Após os riscos críticos terem sido determinados e mapeados nos processos centrais, os principais controles precisam ser definidos. Como ponto de partida para a definição das atividades de controle, devem ser determinados os objetivos de controle. Os objetivos de controle definem as características ou circunstâncias exigidas de um processo (por exemplo, precisão, integridade, diligência, segregação de funções, documentação) sujeito a revisão pelas atividades de controle.

Uma vez determinados os objetivos de controle, aqui também existe a tentação de se utilizar a abordagem bottom-up mais comum, que incluiria o recolhimento de controles existentes, envolvendo entrevistas demoradas com funções da 1.ª e da 2.ª LDD. Isto pode levar à criação de um catálogo de controle inicial, mas muitas vezes há variabilidade no que diz respeito ao âmbito e granularidade ou controles entre tipos de risco.

Em vez disso, o ideal é continuar com uma abordagem top-down, definindo controles com base numa análise dos seus modelos de negócio e operacionais, juntamente com requisitos regulamentares e padrões de mercado. Como resultado do passo 3, o repositório de controle de chaves deve incluir uma breve descrição do controle, juntamente com referências às unidades responsáveis da 1ª/2ª LDD, aos processos relevantes (na lógica “ponta a ponta” previamente estabelecida) e aplicações de TI subjacentes ou documentações de controle.

Etapa 4: Avaliar os controles

Na etapa 4, os controles precisam ser testados em relação aos seguintes critérios:

• Teste de implementação: o controle é executado nos processos relevantes em que os riscos podem materializar-se.

• Teste de design: quando operado corretamente, o controle é projetado adequadamente para atender aos objetivos de controle e prevenir os riscos relacionados.

• Teste de eficácia : com base no teste de uma amostra de controle adequada, o controle é operado consistentemente da maneira projetada e está devidamente documentado.

O exercício de avaliação deve ser realizado por ou em estreita colaboração com as funções responsáveis da 2.ª LDD. Com base no resultado da avaliação, os controles devem ser classificados com base numa escala de classificação predefinida ou em fatores de controle qualitativos com um resumo da lógica subjacente. Por exemplo:

•  O controle é satisfatório.

•  O controle precisa de melhorias.

•  O controle é deficiente.

As deficiências de controle devem ser resolvidas e as ações corretivas apropriadas devem ser acordadas, incluindo prazos para implementação das ações.

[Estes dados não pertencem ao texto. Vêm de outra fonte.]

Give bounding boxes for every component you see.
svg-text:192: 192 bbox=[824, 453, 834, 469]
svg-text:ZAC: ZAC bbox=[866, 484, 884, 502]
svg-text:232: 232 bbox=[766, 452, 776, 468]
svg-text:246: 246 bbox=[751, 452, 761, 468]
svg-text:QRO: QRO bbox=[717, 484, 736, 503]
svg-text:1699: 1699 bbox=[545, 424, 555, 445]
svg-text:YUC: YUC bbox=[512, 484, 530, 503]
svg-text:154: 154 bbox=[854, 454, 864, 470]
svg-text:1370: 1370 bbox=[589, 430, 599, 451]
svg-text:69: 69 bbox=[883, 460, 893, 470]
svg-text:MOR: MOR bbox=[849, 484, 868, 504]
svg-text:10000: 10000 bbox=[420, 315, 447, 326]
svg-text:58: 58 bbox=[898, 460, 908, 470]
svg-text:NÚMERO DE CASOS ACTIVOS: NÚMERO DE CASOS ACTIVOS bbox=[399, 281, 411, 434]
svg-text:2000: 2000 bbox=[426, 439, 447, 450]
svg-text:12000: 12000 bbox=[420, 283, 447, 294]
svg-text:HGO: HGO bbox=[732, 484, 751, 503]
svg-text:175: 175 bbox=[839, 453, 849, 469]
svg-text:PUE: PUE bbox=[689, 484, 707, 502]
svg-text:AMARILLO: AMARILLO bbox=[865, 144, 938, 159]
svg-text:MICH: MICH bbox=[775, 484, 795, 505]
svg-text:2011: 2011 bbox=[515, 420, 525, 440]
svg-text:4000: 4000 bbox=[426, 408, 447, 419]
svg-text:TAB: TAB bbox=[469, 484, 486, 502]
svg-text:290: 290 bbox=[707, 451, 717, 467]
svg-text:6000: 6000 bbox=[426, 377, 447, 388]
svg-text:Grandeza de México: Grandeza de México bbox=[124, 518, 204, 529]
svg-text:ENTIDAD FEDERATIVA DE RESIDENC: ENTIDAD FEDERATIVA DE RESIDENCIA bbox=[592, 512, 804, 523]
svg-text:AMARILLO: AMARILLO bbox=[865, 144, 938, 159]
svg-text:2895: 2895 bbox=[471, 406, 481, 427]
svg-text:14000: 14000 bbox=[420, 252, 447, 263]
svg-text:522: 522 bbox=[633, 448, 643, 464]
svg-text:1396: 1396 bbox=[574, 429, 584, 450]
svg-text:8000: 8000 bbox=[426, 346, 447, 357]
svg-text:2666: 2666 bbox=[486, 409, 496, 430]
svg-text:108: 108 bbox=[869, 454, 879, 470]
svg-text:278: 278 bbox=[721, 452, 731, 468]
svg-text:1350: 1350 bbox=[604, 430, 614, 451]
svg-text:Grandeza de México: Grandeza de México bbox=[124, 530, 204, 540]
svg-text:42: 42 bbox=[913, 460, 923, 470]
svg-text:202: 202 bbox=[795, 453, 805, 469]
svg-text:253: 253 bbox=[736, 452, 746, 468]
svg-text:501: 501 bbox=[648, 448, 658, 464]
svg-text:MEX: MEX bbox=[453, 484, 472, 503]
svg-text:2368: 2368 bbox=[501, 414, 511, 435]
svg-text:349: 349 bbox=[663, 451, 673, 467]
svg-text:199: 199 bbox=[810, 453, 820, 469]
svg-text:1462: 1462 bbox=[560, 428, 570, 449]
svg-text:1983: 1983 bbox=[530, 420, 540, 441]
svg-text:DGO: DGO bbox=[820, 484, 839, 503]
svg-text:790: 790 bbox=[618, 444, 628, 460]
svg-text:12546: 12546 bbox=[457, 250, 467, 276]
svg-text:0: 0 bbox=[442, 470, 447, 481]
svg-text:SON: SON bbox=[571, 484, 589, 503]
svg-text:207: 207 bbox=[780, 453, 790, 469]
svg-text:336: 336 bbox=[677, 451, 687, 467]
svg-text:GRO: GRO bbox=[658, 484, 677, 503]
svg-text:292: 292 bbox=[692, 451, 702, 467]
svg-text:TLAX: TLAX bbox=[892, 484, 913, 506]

Etapa 5: Elaborar do relatório de avaliação de controles

Como etapa final, deverá ser produzido um relatório periódico de avaliação de controles, que deve resumir os principais resultados das etapas anteriores e permitir que as principais partes interessadas tomem decisões informadas sobre a gestão de riscos. O relatório deve abranger pelo menos:

• Um resumo da situação de risco atual (aproveitando informações utilizadas para determinar a criticidade do risco individual), estreitamente ligado aos resultados da avaliação de risco;

• Descrições dos principais indicadores de risco, incluindo a sua evolução histórica e potenciais limitações (por exemplo, número de clientes de alto risco de KYC ou KYC pendente);

• Os resultados das avaliações da adequação e eficácia dos controles, com base em revisões regulares da 2ª LDD;

• Medidas corretivas necessárias, incluindo atribuição de responsabilidades individuais, prazos acordados e atualizações de status.

Conclusão

A implementação de um sistema de controle interno em toda a instituição usando uma abordagem top-down oferece diversas vantagens que podem melhorar significativamente a eficiência e a eficácia do ambiente de gerenciamento e controle de riscos, pois permite uma implementação focada, unificada e estratégica que se alinha com os objetivos da organização.

No entanto, embora este método tenha as suas vantagens, é importante considerar que o sucesso de qualquer sistema de controle interno – seja top-down ou bottom-up – também depende da forma como ele é adaptado às necessidades e circunstâncias específicas de cada organização.